A ball is thrown upward in such a way that its speed is 32.3 m/s when it is at half its maximum height. Find
(a) its maximum height,
(b) its velocity 2.0 s after it's thrown,
(c) its height 2.0 s after it's thrown, and
(d) its acceleration at its maximum height.
Please show work.
(a) v=vₒ-gt
v=0
t=vₒ/g.
h= vₒt-gt²/2=vₒ²/2g =32.3²/2•9.8=53.23 m.
(b) v= vₒ - g•t1 =
= 32.3 - 9.8•2=12.7 m/s
(c) h= vₒ•t1-g•t²/2=
=32.3•2 – 9.8•4/2 =42 m
(d) g=9.8 m/s² (eveywhere)
To solve this problem, we can use the equations of motion for vertical motion under constant acceleration. The key equation we need is:
v^2 = u^2 + 2as
where v is the final velocity, u is the initial velocity, a is the acceleration, and s is the displacement.
Given information:
Initial velocity, u = 32.3 m/s (when the ball is at half its maximum height)
(a) To find the maximum height:
At the maximum height, the final velocity is 0 m/s. Thus, using the equation above, we can write:
0 = u^2 + 2as
Rearranging this equation, we get:
as = -u^2
The negative sign indicates that the acceleration is in the direction opposite to the initial velocity. We also have the equation for displacement:
s = ut + (1/2)at^2
Since the final velocity (v) is 0 m/s at maximum height, this equation simplifies to:
s = ut
Substituting the values, we get:
s = 32.3 * t
where t is the time taken to reach maximum height.

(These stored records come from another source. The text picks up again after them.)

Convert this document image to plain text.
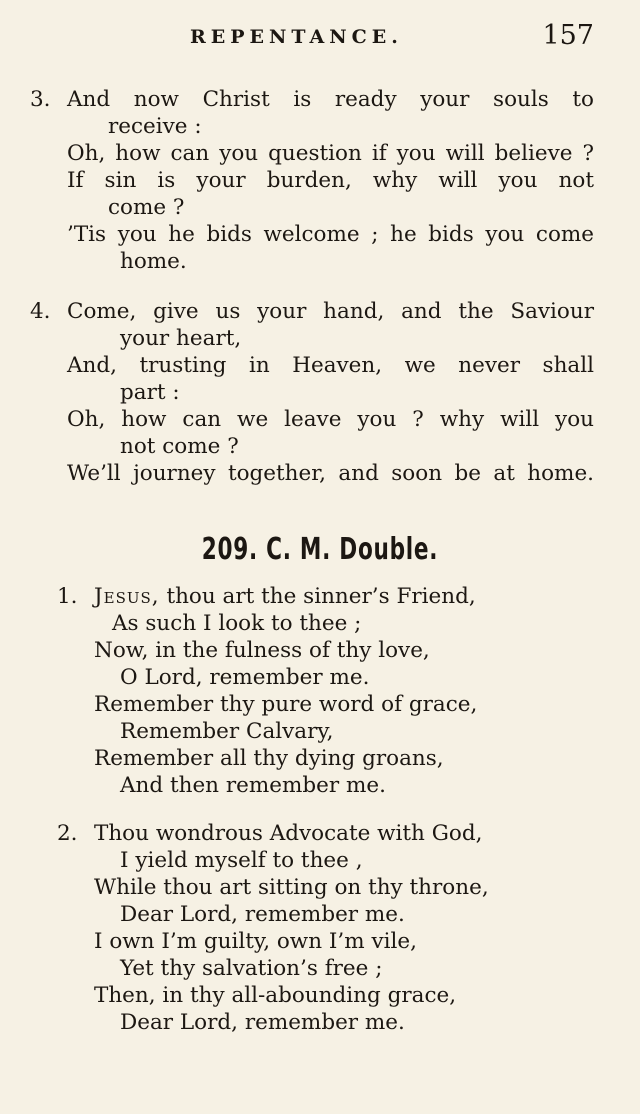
REPENTANCE.	157
3. And now Christ is ready your souls to
receive :
Oh, how can you question if you will believe ?
If sin is your burden, why will you not
come ?
’Tis you he bids welcome ; he bids you come
home.
4. Come, give us your hand, and the Saviour
your heart,
And, trusting in Heaven, we never shall
part :
Oh, how can we leave you ? why will you
not come ?
We’ll journey together, and soon be at home.
209. C. M. Double.
1. Jesus, thou art the sinner’s Friend,
As such I look to thee ;
Now, in the fulness of thy love,
O Lord, remember me.
Remember thy pure word of grace,
Remember Calvary,
Remember all thy dying groans,
And then remember me.
2. Thou wondrous Advocate with God,
I yield myself to thee ,
While thou art sitting on thy throne,
Dear Lord, remember me.
I own I’m guilty, own I’m vile,
Yet thy salvation’s free ;
Then, in thy all-abounding grace,
Dear Lord, remember me.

Now, let's move on to part (b) and (c) of the question:
(b) To find the velocity 2.0 s after the ball is thrown:
We can use the equation:
v = u + at
Given that the initial velocity, u, is 32.3 m/s and the time, t, is 2.0 s, we can calculate the acceleration using the equation above.
(c) To find the height 2.0 s after the ball is thrown:
We can use the equation for displacement:
s = ut + (1/2)at^2
Given that the initial velocity, u, is 32.3 m/s and the time, t, is 2.0 s, we can calculate the displacement.

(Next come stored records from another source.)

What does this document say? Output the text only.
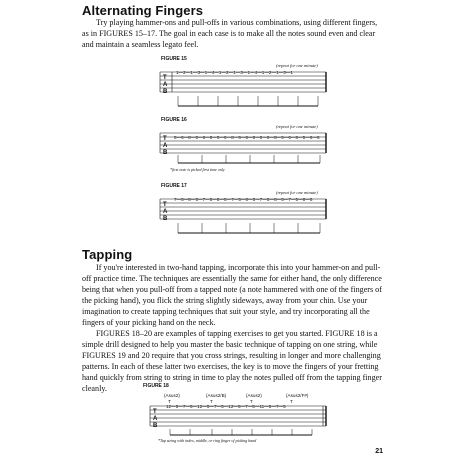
Alternating Fingers

Try playing hammer-ons and pull-offs in various combinations, using different fingers, as in FIGURES 15–17. The goal in each case is to make all the notes sound even and clear and maintain a seamless legato feel.

FIGURE 15
(repeat for one minute)
T
A
B
1—2—1—3—1—4—1—2—1—3—1—4—1—2—1—3—1
FIGURE 16
(repeat for one minute)
T
A
B
5—6—8—5—6—8—5—6—8—5—6—8—5—6—8—5—6—8—5—6—8
*first note is picked first time only
FIGURE 17
(repeat for one minute)
T
A
B
7—5—8—5—7—5—8—5—7—5—8—5—7—5—8—5—7—5—8—5
Tapping

If you're interested in two-hand tapping, incorporate this into your hammer-on and pull-off practice time. The techniques are essentially the same for either hand, the only difference being that when you pull-off from a tapped note (a note hammered with one of the fingers of the picking hand), you flick the string slightly sideways, away from your chin. Use your imagination to create tapping techniques that suit your style, and try incorporating all the fingers of your picking hand on the neck.

FIGURES 18–20 are examples of tapping exercises to get you started. FIGURE 18 is a simple drill designed to help you master the basic technique of tapping on one string, while FIGURES 19 and 20 require that you cross strings, resulting in longer and more challenging patterns. In each of these latter two exercises, the key is to move the fingers of your fretting hand quickly from string to string in time to play the notes pulled off from the tapping finger cleanly.	FIGURE 18
(Asus2)	(Asus2/B)	(Asus2)	(Asus2/F#)
T	T	T	T
T
A
B
12—5—7—5—12—5—7—5—12—5—7—5—11—5—7—5
*Tap string with index, middle, or ring finger of picking hand
21
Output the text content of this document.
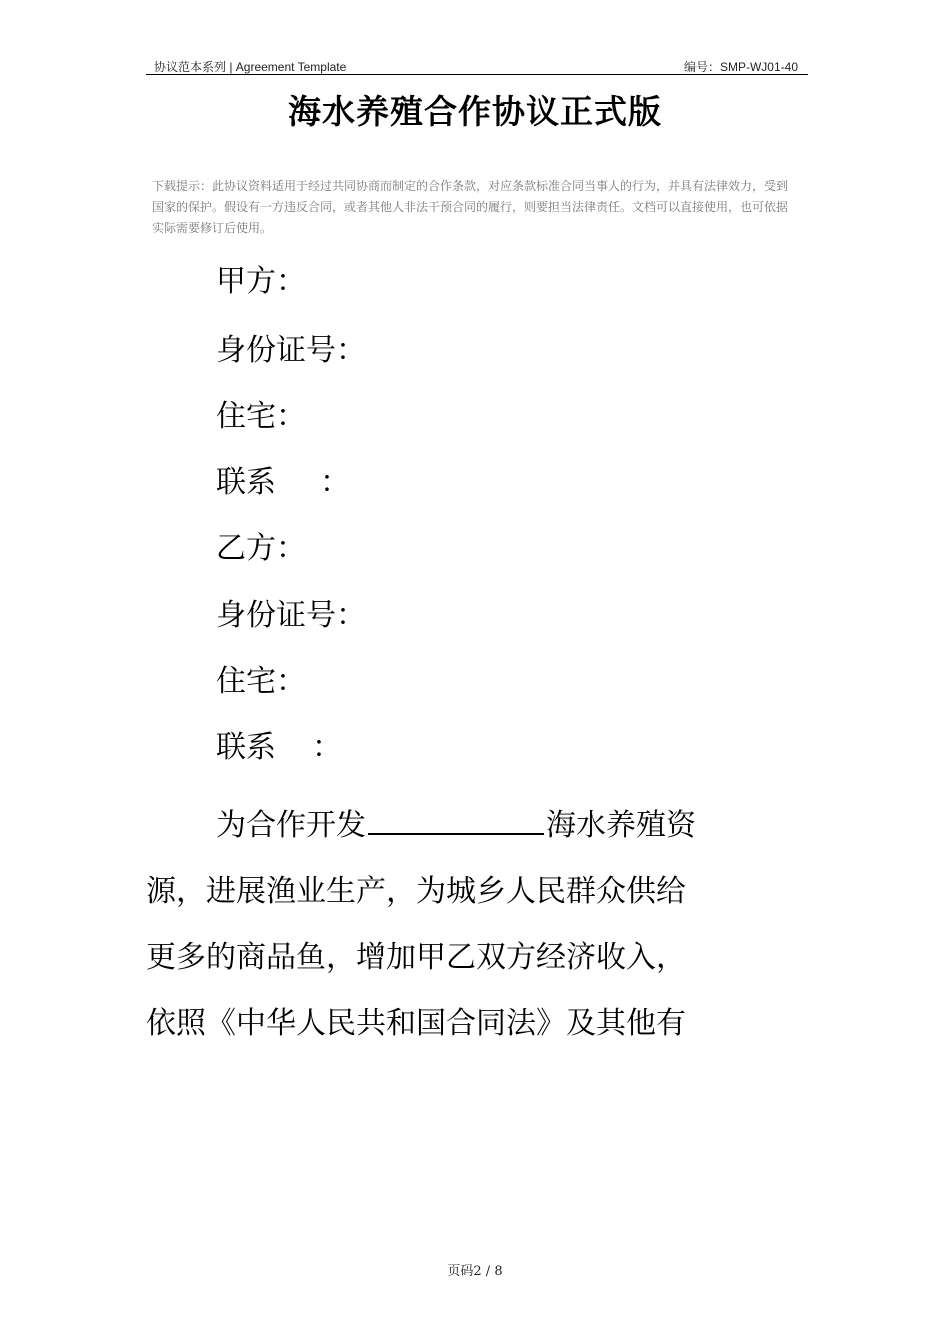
协议范本系列 | Agreement Template	编号：SMP-WJ01-40
海水养殖合作协议正式版
下载提示：此协议资料适用于经过共同协商而制定的合作条款，对应条款标准合同当事人的行为，并具有法律效力，受到国家的保护。假设有一方违反合同，或者其他人非法干预合同的履行，则要担当法律责任。文档可以直接使用，也可依据实际需要修订后使用。
甲方：
身份证号：
住宅：
联系 ：
乙方：
身份证号：
住宅：
联系 ：
为合作开发	海水养殖资
源，进展渔业生产，为城乡人民群众供给
更多的商品鱼，增加甲乙双方经济收入，
依照《中华人民共和国合同法》及其他有
页码2 / 8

Now, let's move on to part (d) of the question:
(d) To find the acceleration at the maximum height:
From the equation as = -u^2, we have already determined the product of acceleration and displacement at the maximum height. We can use this to find the acceleration.
By solving these equations one by one, we can find the answers to the questions.